I have a very large set of string URL patterns like {http://www.imdb.com, http://www.amazon.com,…} in a list.
I am getting input URL’s like this:
http://www.imdb.com/title/tt1409024/
For the purpose of my application this URL is actually formed from http://www.imdb.com, so the equality of these two should be true.
To implement this, I can extract the base URL from the input URL:
http://www.imdb.com/title/tt1409024/ => http://www.imdb.com
Now I need to compare this extracted URL with the master list of URLs and store the base URL in a database, if a match is found. So in essence, for each on of my input (base) URL’s, I am looking for a match in the master list for the extracted URL, and if a match is found I am storing the input (base) URL in the database.

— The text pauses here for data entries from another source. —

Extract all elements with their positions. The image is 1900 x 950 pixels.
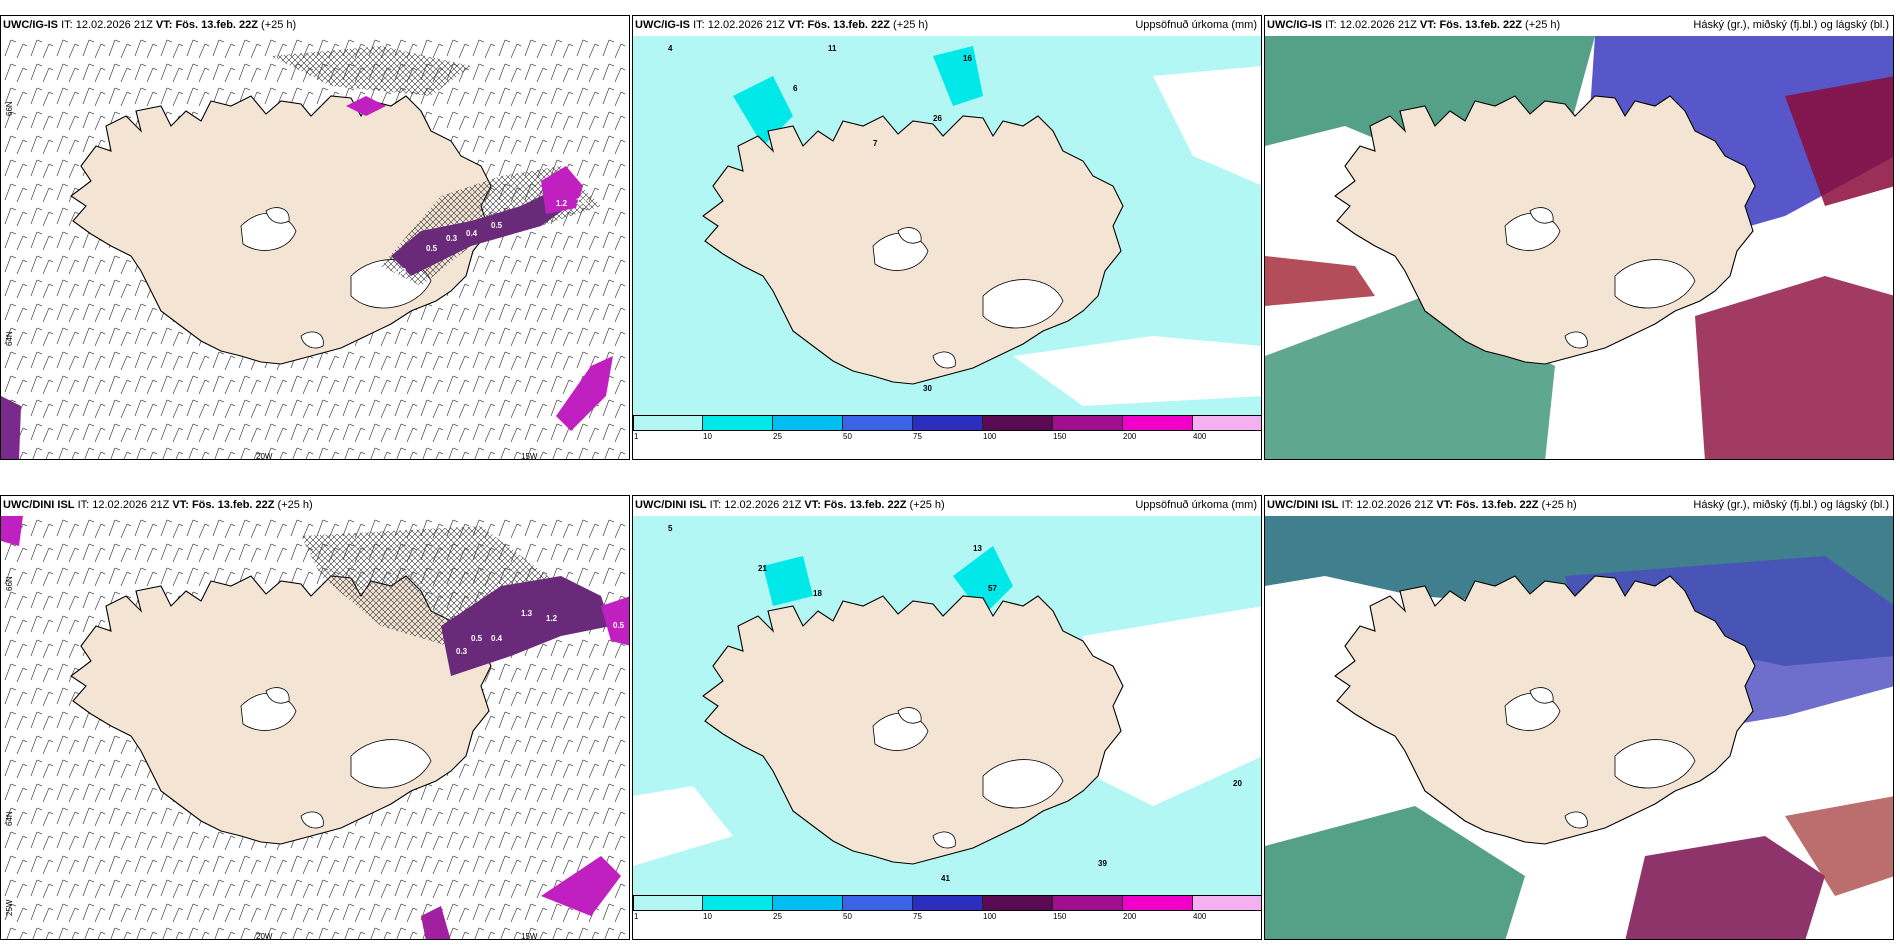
map-precip: 4 11 6 16 26 7 30 (633, 36, 1261, 416)
panel-precip-igis: UWC/IG-IS IT: 12.02.2026 21Z VT: Fös. 13… (632, 15, 1262, 460)
lon-label: 15W (521, 452, 538, 460)
snow-value: 0.5 (471, 634, 483, 643)
panel-header: UWC/IG-IS IT: 12.02.2026 21Z VT: Fös. 13… (635, 19, 929, 31)
panel-precip-dini: UWC/DINI ISL IT: 12.02.2026 21Z VT: Fös.… (632, 495, 1262, 940)
snow-value: 1.2 (546, 614, 558, 623)
snow-value: 0.5 (491, 221, 503, 230)
precip-value: 18 (813, 589, 822, 598)
lon-label: 20W (256, 452, 273, 460)
panel-snow-wind-dini: UWC/DINI ISL IT: 12.02.2026 21Z VT: Fös.… (0, 495, 630, 940)
lat-label: 66N (5, 101, 14, 116)
panel-clouds-dini: UWC/DINI ISL IT: 12.02.2026 21Z VT: Fös.… (1264, 495, 1894, 940)
precip-legend: 1 10 25 50 75 100 150 200 400 (633, 415, 1261, 441)
snow-value: 0.3 (456, 647, 468, 656)
precip-value: 5 (668, 524, 673, 533)
snow-value: 0.5 (613, 621, 625, 630)
panel-subtitle: Háský (gr.), miðský (fj.bl.) og lágský (… (1693, 19, 1889, 31)
lat-label: 64N (5, 811, 14, 826)
panel-header: UWC/DINI ISL IT: 12.02.2026 21Z VT: Fös.… (3, 499, 313, 511)
snow-value: 1.2 (576, 197, 588, 206)
precip-value: 39 (1098, 859, 1107, 868)
lon-label: 20W (256, 932, 273, 940)
map-snow-wind: 0.3 0.5 0.4 1.3 1.2 0.5 (1, 516, 629, 939)
lon-label: 25W (5, 899, 14, 916)
snow-value: 1.3 (521, 609, 533, 618)
precip-value: 16 (963, 54, 972, 63)
snow-value: 0.4 (466, 229, 478, 238)
panel-snow-wind-igis: UWC/IG-IS IT: 12.02.2026 21Z VT: Fös. 13… (0, 15, 630, 460)
precip-value: 11 (828, 44, 837, 53)
precip-value: 30 (923, 384, 932, 393)
panel-subtitle: Uppsöfnuð úrkoma (mm) (1135, 499, 1257, 511)
lon-label: 15W (521, 932, 538, 940)
precip-value: 20 (1233, 779, 1242, 788)
snow-value: 0.4 (491, 634, 503, 643)
precip-value: 41 (941, 874, 950, 883)
snow-value: 0.3 (395, 267, 407, 276)
precip-value: 6 (793, 84, 798, 93)
panel-subtitle: Uppsöfnuð úrkoma (mm) (1135, 19, 1257, 31)
map-clouds (1265, 516, 1893, 939)
panel-header: UWC/DINI ISL IT: 12.02.2026 21Z VT: Fös.… (635, 499, 945, 511)
snow-value: 0.5 (426, 244, 438, 253)
precip-value: 57 (988, 584, 997, 593)
precip-value: 21 (758, 564, 767, 573)
snow-value: 1.2 (556, 199, 568, 208)
precip-legend: 1 10 25 50 75 100 150 200 400 (633, 895, 1261, 921)
map-clouds (1265, 36, 1893, 459)
lat-label: 66N (5, 576, 14, 591)
map-precip: 5 21 18 13 57 20 39 41 (633, 516, 1261, 896)
precip-value: 13 (973, 544, 982, 553)
precip-value: 7 (873, 139, 878, 148)
panel-header: UWC/IG-IS IT: 12.02.2026 21Z VT: Fös. 13… (1267, 19, 1561, 31)
panel-header: UWC/DINI ISL IT: 12.02.2026 21Z VT: Fös.… (1267, 499, 1577, 511)
snow-value: 0.3 (446, 234, 458, 243)
panel-subtitle: Háský (gr.), miðský (fj.bl.) og lágský (… (1693, 499, 1889, 511)
map-snow-wind: 0.3 0.5 0.3 0.4 0.5 1.2 1.2 (1, 36, 629, 459)
panel-header: UWC/IG-IS IT: 12.02.2026 21Z VT: Fös. 13… (3, 19, 297, 31)
precip-value: 26 (933, 114, 942, 123)
panel-clouds-igis: UWC/IG-IS IT: 12.02.2026 21Z VT: Fös. 13… (1264, 15, 1894, 460)
lat-label: 64N (5, 331, 14, 346)
precip-value: 4 (668, 44, 673, 53)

To implement the equality/matching logic, I have two possible solutions. Please weigh in as to which is better:
- Put the master list of URL’s in an array list, and use the array list
containsmethod - Put the master list in a database, and use query to check the the input url against it
Can anyone tell me which one will be better in terms of performance?
Neither of your suggestions would be appropriate. For an ArrayList, you would have to search linearly through half the list (on average) for every URL you want to check.
For a database (presumably on disk?), you would incur a potentially expensive database lookup for every query.
1000 URL patterns isn’t very many. Keep the list in memory and use an appropriate data structure – a HashSet would do a good job.